Monday, June 11, 2018

France: University of La Sorbonne in Paris Jewish students chapter office vandalized


Via European Jewish Press:
If Sacha Ghozlan had any doubts about whether there would be more anti-Semitic attacks in France following the March murder of an 85-year-old Holocaust survivor, he quickly got an answer.

Ghozlan, the president of the French Jewish Students Union (UEJF), planned to attend a rally on March 28 with more than 10,000 others in response to the murder of Mireille Knoll, who was found stabbed 11 times in her Paris apartment a few days earlier.

Hours before the gathering, Jewish students at the University of La Sorbonne in Paris found that its UEJF chapter office had been vandalized, with materials tossed on the floor and stepped on and “Death to Israel” and “Zionist racist anti-goy office,” written in French on the walls, according to videos of the office.

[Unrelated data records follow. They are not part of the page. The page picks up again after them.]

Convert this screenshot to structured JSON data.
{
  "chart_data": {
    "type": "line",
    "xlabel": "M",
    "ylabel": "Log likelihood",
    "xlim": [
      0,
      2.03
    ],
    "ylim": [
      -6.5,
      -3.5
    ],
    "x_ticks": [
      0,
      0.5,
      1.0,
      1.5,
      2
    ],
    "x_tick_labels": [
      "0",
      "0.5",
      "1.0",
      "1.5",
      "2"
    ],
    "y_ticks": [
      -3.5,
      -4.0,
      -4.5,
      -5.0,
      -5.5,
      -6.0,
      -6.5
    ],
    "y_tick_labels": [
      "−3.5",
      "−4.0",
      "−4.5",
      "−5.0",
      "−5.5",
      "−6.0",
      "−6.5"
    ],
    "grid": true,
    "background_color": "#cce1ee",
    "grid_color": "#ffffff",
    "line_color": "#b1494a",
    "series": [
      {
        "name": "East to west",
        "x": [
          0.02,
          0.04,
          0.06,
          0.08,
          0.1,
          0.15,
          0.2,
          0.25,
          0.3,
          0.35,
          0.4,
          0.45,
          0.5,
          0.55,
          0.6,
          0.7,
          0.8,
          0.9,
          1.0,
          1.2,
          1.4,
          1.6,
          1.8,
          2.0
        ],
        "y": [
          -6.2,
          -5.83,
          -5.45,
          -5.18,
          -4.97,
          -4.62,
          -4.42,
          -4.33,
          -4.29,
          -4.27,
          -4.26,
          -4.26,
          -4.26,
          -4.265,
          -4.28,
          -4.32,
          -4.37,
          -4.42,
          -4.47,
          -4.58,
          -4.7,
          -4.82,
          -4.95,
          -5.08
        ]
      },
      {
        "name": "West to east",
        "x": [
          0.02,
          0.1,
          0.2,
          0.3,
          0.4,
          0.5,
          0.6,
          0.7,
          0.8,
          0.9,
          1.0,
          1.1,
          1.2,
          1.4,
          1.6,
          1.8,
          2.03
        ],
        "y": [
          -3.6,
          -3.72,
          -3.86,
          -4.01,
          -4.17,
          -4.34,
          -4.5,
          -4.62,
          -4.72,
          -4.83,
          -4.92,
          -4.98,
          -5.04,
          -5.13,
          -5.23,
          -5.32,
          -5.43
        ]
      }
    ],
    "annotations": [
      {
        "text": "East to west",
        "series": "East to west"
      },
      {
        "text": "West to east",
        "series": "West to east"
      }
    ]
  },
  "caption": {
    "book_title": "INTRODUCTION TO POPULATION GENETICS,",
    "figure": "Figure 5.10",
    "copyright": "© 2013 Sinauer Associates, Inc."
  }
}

“At that particular time, it was very difficult to organize a gathering of the non-Jewish students,” said Ghozlan. “They refused to release a public statement [condemning the vandalism]because they didn’t want to be involved in the Palestinian-Israeli conflict.” (...)

After the vandalism, the UEJF wanted to get political leaders’ attention, so they commissioned a survey that measures attitudes among French people towards Israel and Jews. The study by the Institut français d’opinion publique, a market research firm, found that 54 percent of the respondents ages 18 to 24 believe that “Zionism is an international organization that seeks to influence the world and society in favor of Jews.” 
Fifty-two percent considered Zionism a racist ideology, and 57 percent had a bad image of Israel.(…)  
Jews in France and elsewhere in Europe now face not only traditional anti-Semitism from the far-right, but also from far-left parts of European society and from Muslim immigrant communities, according to Simone Rodan-Benzaquen, director of the American Jewish Committee-Europe. The focal point is a “biased view of the Israeli-Palestinian conflict.”

She would like to see European governments adopt a “zero-tolerance policy” towards anti-Semitism.

“There seems to be a discrepancy between the words and the actual actions,” she said. “You will have very strong words from the president, from the prime minister, on anti-Semitism, but then you will have small incivilities or anti-Israeli demonstrations in the streets of Paris that suddenly turn sour.”